Copper Mine Remains of Tonglushan
Tonglushan Ancient Bronze Mining and Smelting Site, located about 3 kilometers north of Daye county, was discovered in 1973 and is one of the oldest and most advanced of such sites in China. It was a major source of bronze during the late Shang Dynasty (16th century - 10th century BC) up through the Han Dynasty (2nd century BC - 2nd century AD). According to ancient records, the high, flat top of the mountain was so rich in minerals, that it sparkled with little specks of bronze when it rained. Hence, it has received the name Tonglushan, meaning "Patina Mountain", bringing to mind its colorfully shining rocks.
Since 1973, over 360 shafts and lanes and 7 smelting furnaces have been unearthed, with origins from the Western Zhou Dynasty (11th century - 8th century BC) to the Western Han Dynasty (5th century to 2nd century BC). It is the best preserved and most complete mining and smelting site from ancient China, impressive also for having the longest time in operation, the highest smelting level and the largest scale known. It is becoming widely-regarded as another Chinese wonder after the Terra-Cotta Warriors.
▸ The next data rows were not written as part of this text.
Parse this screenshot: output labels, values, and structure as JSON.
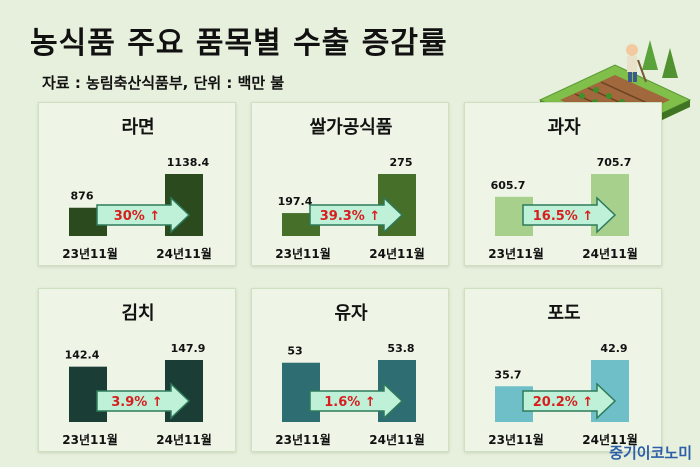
{
  "header": {
    "title": "농식품 주요 품목별 수출 증감률",
    "source": "자료 : 농림축산식품부, 단위 : 백만 불"
  },
  "brand": "중기이코노미",
  "chart_data": [
    {
      "type": "bar",
      "title": "라면",
      "categories": [
        "23년11월",
        "24년11월"
      ],
      "values": [
        876,
        1138.4
      ],
      "value_labels": [
        "876",
        "1138.4"
      ],
      "change": "30%",
      "colors": [
        "#2b4a1e",
        "#2b4a1e"
      ]
    },
    {
      "type": "bar",
      "title": "쌀가공식품",
      "categories": [
        "23년11월",
        "24년11월"
      ],
      "values": [
        197.4,
        275
      ],
      "value_labels": [
        "197.4",
        "275"
      ],
      "change": "39.3%",
      "colors": [
        "#466f2a",
        "#466f2a"
      ]
    },
    {
      "type": "bar",
      "title": "과자",
      "categories": [
        "23년11월",
        "24년11월"
      ],
      "values": [
        605.7,
        705.7
      ],
      "value_labels": [
        "605.7",
        "705.7"
      ],
      "change": "16.5%",
      "colors": [
        "#a7d08c",
        "#a7d08c"
      ]
    },
    {
      "type": "bar",
      "title": "김치",
      "categories": [
        "23년11월",
        "24년11월"
      ],
      "values": [
        142.4,
        147.9
      ],
      "value_labels": [
        "142.4",
        "147.9"
      ],
      "change": "3.9%",
      "colors": [
        "#1a3d36",
        "#1a3d36"
      ]
    },
    {
      "type": "bar",
      "title": "유자",
      "categories": [
        "23년11월",
        "24년11월"
      ],
      "values": [
        53,
        53.8
      ],
      "value_labels": [
        "53",
        "53.8"
      ],
      "change": "1.6%",
      "colors": [
        "#2e6e72",
        "#2e6e72"
      ]
    },
    {
      "type": "bar",
      "title": "포도",
      "categories": [
        "23년11월",
        "24년11월"
      ],
      "values": [
        35.7,
        42.9
      ],
      "value_labels": [
        "35.7",
        "42.9"
      ],
      "change": "20.2%",
      "colors": [
        "#6fbfc9",
        "#6fbfc9"
      ]
    }
  ]
}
From the spring of 1974 to the summer of 1985, staff from an archaeological institute, cooperating with workers from the production department of the mine, excavated scientifically and selectively. They explored hundreds of shafts and lanes supported by ancient wooden crossbeams, examined vertical bronze smelting furnaces and dug up countless production tools. Today, the Tonglushan mine is a nationally protected site, and exploration is forbidden in portions of it.
The Ancient Bronze Mining and Smelting Site of Tonglushan is second to none among mining relics all over the world. With a history of over 3000 years, it is a brilliant jewel of the ancient history of the Jiangnan Region, and a gem of world cultural heritage.